In the latest success story for reintroducing species to the British countryside, turtle doves, reared in captivity and released at three locations in Somerset and Devon last year, have returned to breed. Turtle doves have steeply declined in numbers, hanging on in the south and east of the country, but this scheme opens a new front in the battle to save the species as a British summer visitor.
In May 2025, 244 captive-bred turtle doves were set free across three sites. Like others of their species, they spent the winter in Africa but a handful found their way back to south-west England this summer.
Reintroductions like this are now all the rage among conservationists because it is a policy that can have spectacular results. Red kites, sea eagles, cranes and storks have returned to throng British skies after becoming extinct (or nearly so in the case of kites).

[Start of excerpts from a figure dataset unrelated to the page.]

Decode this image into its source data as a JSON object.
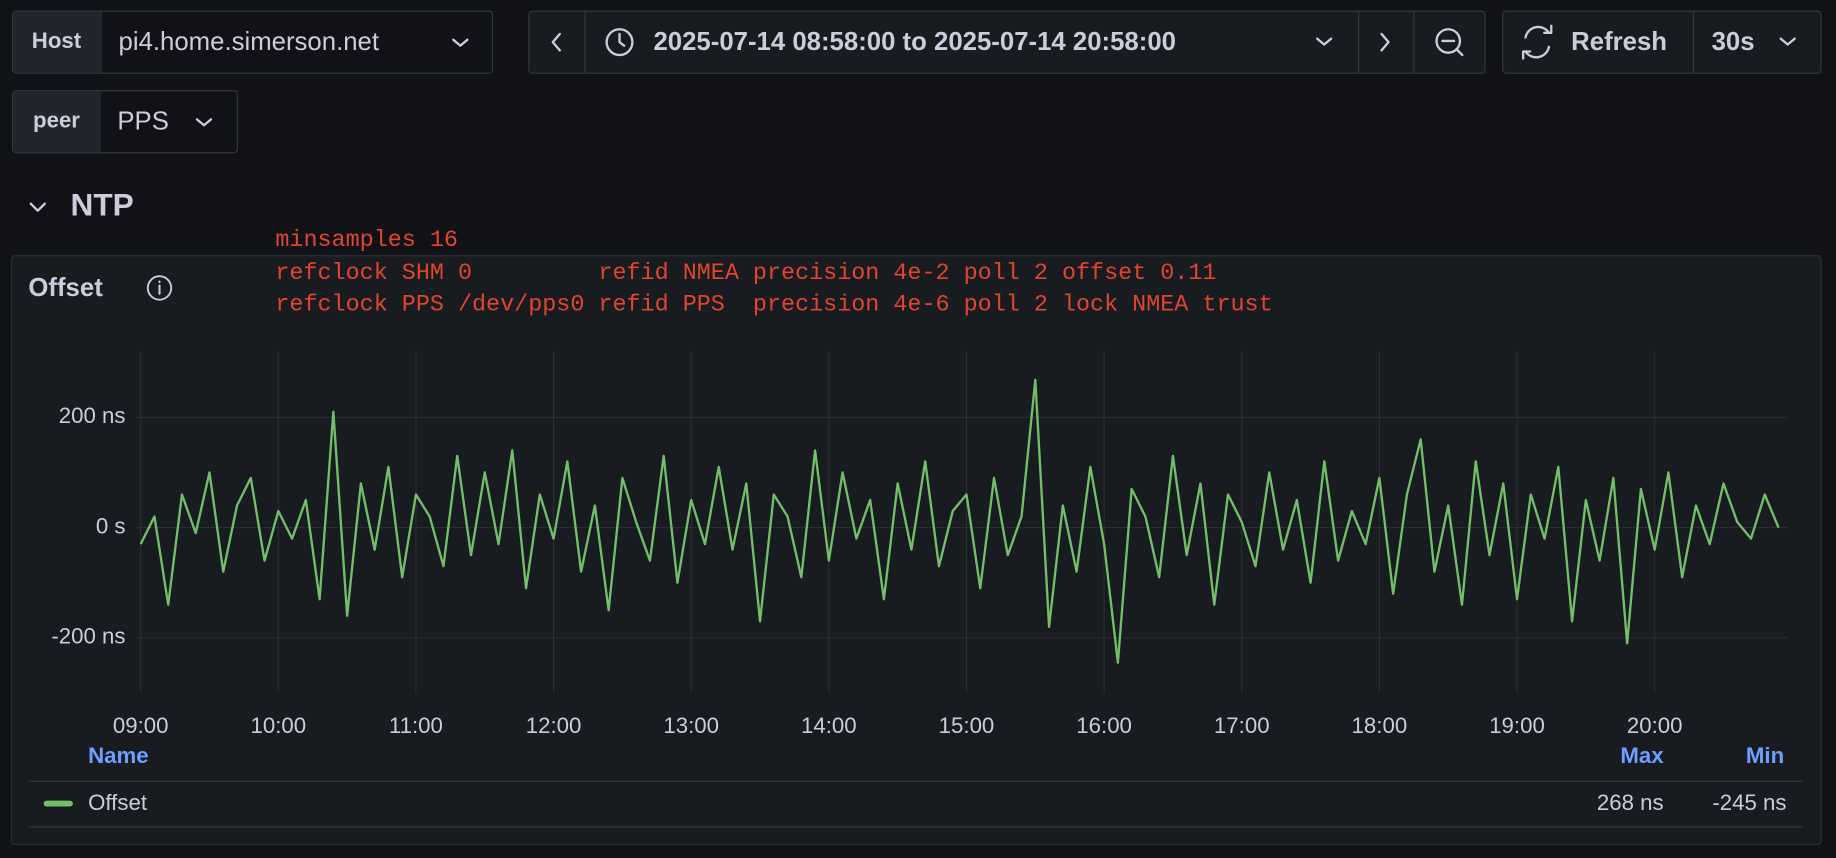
{
  "toolbar": {
    "host_label": "Host",
    "host_value": "pi4.home.simerson.net",
    "time_range": "2025-07-14 08:58:00 to 2025-07-14 20:58:00",
    "refresh": "Refresh",
    "refresh_interval": "30s",
    "peer_label": "peer",
    "peer_value": "PPS"
  },
  "row_title": "NTP",
  "panel": {
    "title": "Offset",
    "annotation_lines": [
      "minsamples 16",
      "refclock SHM 0         refid NMEA precision 4e-2 poll 2 offset 0.11",
      "refclock PPS /dev/pps0 refid PPS  precision 4e-6 poll 2 lock NMEA trust"
    ]
  },
  "chart_data": {
    "type": "line",
    "x": [
      "09:00",
      "09:06",
      "09:12",
      "09:18",
      "09:24",
      "09:30",
      "09:36",
      "09:42",
      "09:48",
      "09:54",
      "10:00",
      "10:06",
      "10:12",
      "10:18",
      "10:24",
      "10:30",
      "10:36",
      "10:42",
      "10:48",
      "10:54",
      "11:00",
      "11:06",
      "11:12",
      "11:18",
      "11:24",
      "11:30",
      "11:36",
      "11:42",
      "11:48",
      "11:54",
      "12:00",
      "12:06",
      "12:12",
      "12:18",
      "12:24",
      "12:30",
      "12:36",
      "12:42",
      "12:48",
      "12:54",
      "13:00",
      "13:06",
      "13:12",
      "13:18",
      "13:24",
      "13:30",
      "13:36",
      "13:42",
      "13:48",
      "13:54",
      "14:00",
      "14:06",
      "14:12",
      "14:18",
      "14:24",
      "14:30",
      "14:36",
      "14:42",
      "14:48",
      "14:54",
      "15:00",
      "15:06",
      "15:12",
      "15:18",
      "15:24",
      "15:30",
      "15:36",
      "15:42",
      "15:48",
      "15:54",
      "16:00",
      "16:06",
      "16:12",
      "16:18",
      "16:24",
      "16:30",
      "16:36",
      "16:42",
      "16:48",
      "16:54",
      "17:00",
      "17:06",
      "17:12",
      "17:18",
      "17:24",
      "17:30",
      "17:36",
      "17:42",
      "17:48",
      "17:54",
      "18:00",
      "18:06",
      "18:12",
      "18:18",
      "18:24",
      "18:30",
      "18:36",
      "18:42",
      "18:48",
      "18:54",
      "19:00",
      "19:06",
      "19:12",
      "19:18",
      "19:24",
      "19:30",
      "19:36",
      "19:42",
      "19:48",
      "19:54",
      "20:00",
      "20:06",
      "20:12",
      "20:18",
      "20:24",
      "20:30",
      "20:36",
      "20:42",
      "20:48",
      "20:54"
    ],
    "series": [
      {
        "name": "Offset",
        "color": "#73bf69",
        "values": [
          -30,
          20,
          -140,
          60,
          -10,
          100,
          -80,
          40,
          90,
          -60,
          30,
          -20,
          50,
          -130,
          210,
          -160,
          80,
          -40,
          110,
          -90,
          60,
          20,
          -70,
          130,
          -50,
          100,
          -30,
          140,
          -110,
          60,
          -20,
          120,
          -80,
          40,
          -150,
          90,
          10,
          -60,
          130,
          -100,
          50,
          -30,
          110,
          -40,
          80,
          -170,
          60,
          20,
          -90,
          140,
          -60,
          100,
          -20,
          50,
          -130,
          80,
          -40,
          120,
          -70,
          30,
          60,
          -110,
          90,
          -50,
          20,
          268,
          -180,
          40,
          -80,
          110,
          -30,
          -245,
          70,
          20,
          -90,
          130,
          -50,
          80,
          -140,
          60,
          10,
          -70,
          100,
          -40,
          50,
          -100,
          120,
          -60,
          30,
          -30,
          90,
          -120,
          60,
          160,
          -80,
          40,
          -140,
          120,
          -50,
          80,
          -130,
          60,
          -20,
          110,
          -170,
          50,
          -60,
          90,
          -210,
          70,
          -40,
          100,
          -90,
          40,
          -30,
          80,
          10,
          -20,
          60,
          0
        ]
      }
    ],
    "xlim": [
      "08:58",
      "20:58"
    ],
    "xticks": [
      "09:00",
      "10:00",
      "11:00",
      "12:00",
      "13:00",
      "14:00",
      "15:00",
      "16:00",
      "17:00",
      "18:00",
      "19:00",
      "20:00"
    ],
    "ylim": [
      -300,
      320
    ],
    "yticks": [
      {
        "value": 200,
        "label": "200 ns"
      },
      {
        "value": 0,
        "label": "0 s"
      },
      {
        "value": -200,
        "label": "-200 ns"
      }
    ],
    "grid": true,
    "legend": {
      "headers": [
        "Name",
        "Max",
        "Min"
      ],
      "max": {
        "value": 268,
        "label": "268 ns"
      },
      "min": {
        "value": -245,
        "label": "-245 ns"
      }
    }
  }
}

Golden eagles have expanded their range in southern Scotland and black grouse in the North York Moors as a result of reintroductions from other parts of Britain.
I once took a paleo-ecologist for a walk on my farm and he exclaimed: ‘This is crying out for a megafauna’
Plus, of course, in the world of mammals, wild boar are rampaging through the Forest of Dean, beavers are being released all over the place, pine martens are being moved into new areas and there’s talk of lynx. Nor is the reintroduction craze confined to vertebrates. The large blue butterfly went extinct in Britain in 1979 but was brought back four years later and currently survives at 33 sites across the south of England.